Andrew Buchan ("Garrow's Law, Cranford," Nowhere Boy) as Mark Latimer
Danny and Chloe's father; he may have a problem with his alibi...and his wife's trust.
Matthew Gravelle ("The Bible, Baker Boys, Torchwood") as Joe Miller
Ellie's husband and stay-at-home father to Tom and Fred, concerned about--yet protective of--his son's strange behavior.
Adam Wilson ("Mr. Selfridge") as Tom Miller
Formerly Danny's best friend, and definitely hiding something.
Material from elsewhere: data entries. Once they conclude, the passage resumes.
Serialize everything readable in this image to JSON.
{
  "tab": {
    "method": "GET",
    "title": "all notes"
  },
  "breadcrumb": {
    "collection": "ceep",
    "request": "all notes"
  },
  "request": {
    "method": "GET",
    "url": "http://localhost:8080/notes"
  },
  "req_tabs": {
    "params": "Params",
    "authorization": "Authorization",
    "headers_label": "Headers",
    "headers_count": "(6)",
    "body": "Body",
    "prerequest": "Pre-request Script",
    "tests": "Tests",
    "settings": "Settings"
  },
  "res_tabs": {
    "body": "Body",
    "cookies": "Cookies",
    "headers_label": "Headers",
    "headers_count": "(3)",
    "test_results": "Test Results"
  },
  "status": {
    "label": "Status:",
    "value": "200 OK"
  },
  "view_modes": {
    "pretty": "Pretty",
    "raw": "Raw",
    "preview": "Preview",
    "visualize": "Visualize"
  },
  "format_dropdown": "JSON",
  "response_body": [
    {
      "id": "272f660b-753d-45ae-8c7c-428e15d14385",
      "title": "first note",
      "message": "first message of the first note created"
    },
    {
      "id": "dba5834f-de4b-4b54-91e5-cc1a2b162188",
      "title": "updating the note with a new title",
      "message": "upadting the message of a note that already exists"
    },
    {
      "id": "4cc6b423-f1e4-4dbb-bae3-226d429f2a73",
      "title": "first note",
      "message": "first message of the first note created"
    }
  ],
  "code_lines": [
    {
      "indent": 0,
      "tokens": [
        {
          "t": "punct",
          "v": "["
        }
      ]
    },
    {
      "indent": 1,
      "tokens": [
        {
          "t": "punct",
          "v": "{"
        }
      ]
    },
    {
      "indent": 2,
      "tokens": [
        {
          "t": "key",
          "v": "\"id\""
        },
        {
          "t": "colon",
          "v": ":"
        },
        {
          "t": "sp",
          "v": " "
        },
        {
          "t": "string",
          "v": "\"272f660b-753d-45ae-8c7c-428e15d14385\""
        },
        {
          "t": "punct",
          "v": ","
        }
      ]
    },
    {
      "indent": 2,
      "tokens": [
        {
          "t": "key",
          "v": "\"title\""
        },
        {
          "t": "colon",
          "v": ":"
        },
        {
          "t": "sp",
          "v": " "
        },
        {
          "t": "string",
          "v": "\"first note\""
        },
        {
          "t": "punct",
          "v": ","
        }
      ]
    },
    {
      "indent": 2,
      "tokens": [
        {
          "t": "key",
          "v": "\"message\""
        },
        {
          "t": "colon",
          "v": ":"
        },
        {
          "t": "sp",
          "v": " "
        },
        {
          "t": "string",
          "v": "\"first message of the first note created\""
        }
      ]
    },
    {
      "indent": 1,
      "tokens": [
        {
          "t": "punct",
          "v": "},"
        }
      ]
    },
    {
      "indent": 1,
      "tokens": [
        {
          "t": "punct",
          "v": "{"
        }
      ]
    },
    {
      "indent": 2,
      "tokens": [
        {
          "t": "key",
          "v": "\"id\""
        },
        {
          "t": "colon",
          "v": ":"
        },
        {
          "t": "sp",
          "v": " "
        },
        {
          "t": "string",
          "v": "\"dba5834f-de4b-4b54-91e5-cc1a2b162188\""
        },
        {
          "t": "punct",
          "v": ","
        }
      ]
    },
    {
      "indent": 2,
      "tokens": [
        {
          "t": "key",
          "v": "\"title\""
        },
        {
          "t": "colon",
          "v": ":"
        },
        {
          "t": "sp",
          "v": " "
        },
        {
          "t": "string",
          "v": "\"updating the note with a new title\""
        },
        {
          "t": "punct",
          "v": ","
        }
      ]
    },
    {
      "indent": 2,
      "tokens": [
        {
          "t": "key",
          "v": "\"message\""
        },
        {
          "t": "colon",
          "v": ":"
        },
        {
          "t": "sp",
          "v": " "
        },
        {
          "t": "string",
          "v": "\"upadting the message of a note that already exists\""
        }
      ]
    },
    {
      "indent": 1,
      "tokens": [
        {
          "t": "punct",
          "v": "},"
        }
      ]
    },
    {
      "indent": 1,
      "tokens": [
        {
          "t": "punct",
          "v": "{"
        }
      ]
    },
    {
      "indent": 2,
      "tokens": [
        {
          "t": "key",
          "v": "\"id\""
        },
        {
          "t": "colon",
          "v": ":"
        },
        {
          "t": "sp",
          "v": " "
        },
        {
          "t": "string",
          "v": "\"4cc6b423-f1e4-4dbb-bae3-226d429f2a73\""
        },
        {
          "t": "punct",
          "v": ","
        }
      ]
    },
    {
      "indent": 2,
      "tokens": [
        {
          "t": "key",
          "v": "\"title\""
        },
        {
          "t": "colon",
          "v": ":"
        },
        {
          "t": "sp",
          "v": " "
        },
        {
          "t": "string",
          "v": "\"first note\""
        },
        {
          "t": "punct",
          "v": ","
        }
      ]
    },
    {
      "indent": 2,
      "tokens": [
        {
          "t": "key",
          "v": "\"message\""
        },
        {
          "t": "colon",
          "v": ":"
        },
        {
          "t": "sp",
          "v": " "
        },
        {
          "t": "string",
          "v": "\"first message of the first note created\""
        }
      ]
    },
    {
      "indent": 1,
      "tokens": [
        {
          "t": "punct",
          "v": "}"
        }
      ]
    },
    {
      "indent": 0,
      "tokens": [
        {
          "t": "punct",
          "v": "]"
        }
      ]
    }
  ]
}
Arthur Darvill ("Doctor Who, The White Queen, Little Dorrit") as Reverend Paul Coates
Resident vicar and computer tutor to Danny and Tom, former alcoholic and considered a possible suspect by police.
David Bradley ("Game of Thrones, Prisoners Wives, Doctor Who," At World's End, Hot Fuzz, Harry Potter...) as
Walder Frey Jack Marshall
Newspaper shop owner where Danny worked, Jack Marshall harbors the worst kind of secret.
Joe Sims ("Casualty, Red & White," The Color of Magic) as Nige Carter
Best friend of, and works with Mark Latimer. Has some sort of strange connection to Susan Wright.
Pauline Quirke ("Emmerdale, Missing, Skins, Cold Blood," David Copperfield, The Elephant Man) as Susan Wright
Oddly behaved resident who may have seen something the night of Danny's murder, but remains quiet.
Will Mellor ("In with the Flynns, White Van Man," Hollyoaks) as Steve Connelley
Handyman and telephone engineer who claims to have psychic abilities. Says victim Danny contacted and told him the boy was put in a boat.
Caroline Pickles ("Doctors, Land Girls," Harry Potter and the Deathly Hallows) as Maggie Radcliffe and Jonathan Bailey ("Groove High, Leonardo, Me and Mrs. Jones") as Olly Stevens
Town journalists; Oily Stevens is also Ellie's nephew and all around asshole who uses his aunt to get information and further his career.
Oskar McNamara (Anna Karenina) as Danny Latimer
Also starring Vicky McClure, Tracey Childs, Susan Brown, Simon Rouse, Tanya Franks, Simone McAullay and Jacob Anderson, "Broadchurch" aired in the UK March through April and is available on Blu-ray; BBC America will run the series starting August 7, 2013.